What about if I changed the word “pecuniary” to merely “dollar amount”.  The IRA accountholder left the surviving spouse a dollar amount of $250,000, and the four kids the residuary.  I think the word “pecuniary” muddies the waters.  Why wouldn’t the spouse and her flat dollar amoutn be entitled to the separate accounting rule?  Thoughts would be really great!   



A dollar amount IS a pecuniary bequest, so would trigger the same separate account issues. Are these beneficiaries named directly or is a trust the named beneficiary? Trust beneficiaries are not eligible for separate account treatment regardless of pecuniary issues.



Hi, and thank you for your response.  No, a trust is not involved.  The spouse and 4 kids are direct beneficiaries of the IRA.  I just am having trouble finding any PLRs that address this issue.  I don’t see why pro-rata or a dollar amount should make a difference. I was interpreting the regulation to mean that everyone needs to take pro-rata in a “reasonable” manner to avoid market fluctuation- meaning one can’t take 30 % today and another beneficiary take 30% next month, when the pro-rata amount can be different- depending on gains or losses.  I also think it depends on how the beneficiary designation is worded, as has been discussed, but again, I don’t see a PLR out there that addresses it.  
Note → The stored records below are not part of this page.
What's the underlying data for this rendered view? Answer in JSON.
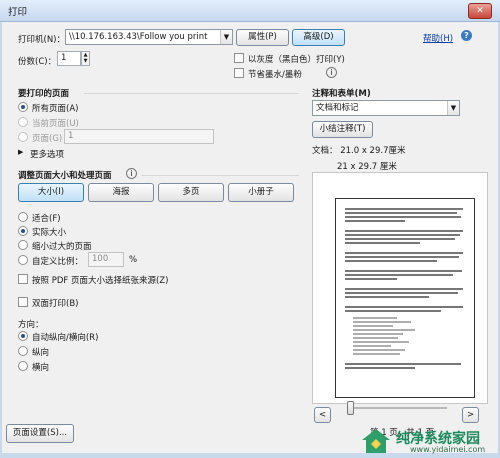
{
  "window": {
    "title": "打印",
    "close_glyph": "✕"
  },
  "printer": {
    "label": "打印机(N)：",
    "selected": "\\\\10.176.163.43\\Follow you print",
    "properties_btn": "属性(P)",
    "advanced_btn": "高级(D)",
    "help_link": "帮助(H)"
  },
  "copies": {
    "label": "份数(C)：",
    "value": "1",
    "grayscale": "以灰度（黑白色）打印(Y)",
    "save_ink": "节省墨水/墨粉"
  },
  "pages_section": {
    "title": "要打印的页面",
    "all": "所有页面(A)",
    "current": "当前页面(U)",
    "pages": "页面(G)",
    "pages_value": "1",
    "more": "更多选项"
  },
  "sizing_section": {
    "title": "调整页面大小和处理页面",
    "size_btn": "大小(I)",
    "poster_btn": "海报",
    "multiple_btn": "多页",
    "booklet_btn": "小册子",
    "fit": "适合(F)",
    "actual": "实际大小",
    "shrink": "缩小过大的页面",
    "custom": "自定义比例：",
    "custom_value": "100",
    "custom_unit": "%",
    "paper_source": "按照 PDF 页面大小选择纸张来源(Z)"
  },
  "duplex": "双面打印(B)",
  "orientation": {
    "title": "方向：",
    "auto": "自动纵向/横向(R)",
    "portrait": "纵向",
    "landscape": "横向"
  },
  "page_setup_btn": "页面设置(S)...",
  "comments": {
    "title": "注释和表单(M)",
    "selected": "文档和标记",
    "summarize_btn": "小结注释(T)"
  },
  "preview": {
    "doc_size": "文档：  21.0 x 29.7厘米",
    "paper_size": "21 x 29.7 厘米",
    "page_info": "第 1 页，共 1 页",
    "prev": "<",
    "next": ">"
  },
  "watermark": {
    "brand": "纯净系统家园",
    "url": "www.yidaimei.com"
  }
}
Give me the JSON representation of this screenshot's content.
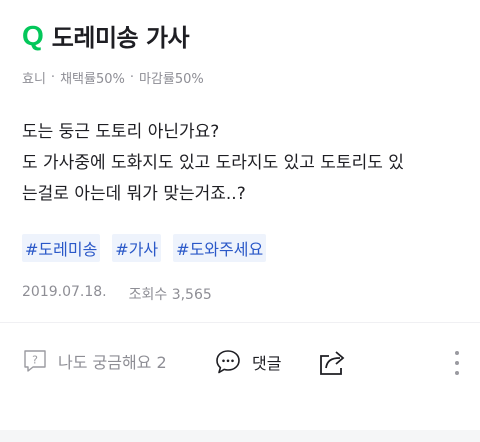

A pecuniary interest is, by definition, a fixed dollar amount that does not share in any investment gain or loss and the inherited IRA would not be eligible for separate account treatment.  A pecuniary interest is not a pro-rata interest.



The net effect of this appears to be that the kids can have their separate inherited IRA accounts, but not for RMD purposes. RMDs for all would need to be calculated using the oldest beneficiary including the surviving spouse, as is the case for trust beneficiaries. That said, the spouse could still do the spousal rollover and further reduce her future RMDs. For the kids, this would also have no effect unless account owner passed after their RBD and annual LE RMDs were therefore required in years 1-9. Those annual RMDs would be higher than if a pecuniary amount had not been left that eliminated separate account rules for RMD purposes.               



  • An employer plan might allow this, but an IRA custodian probably won’t.  There’s no executor to decide which assets to sell to raise the money.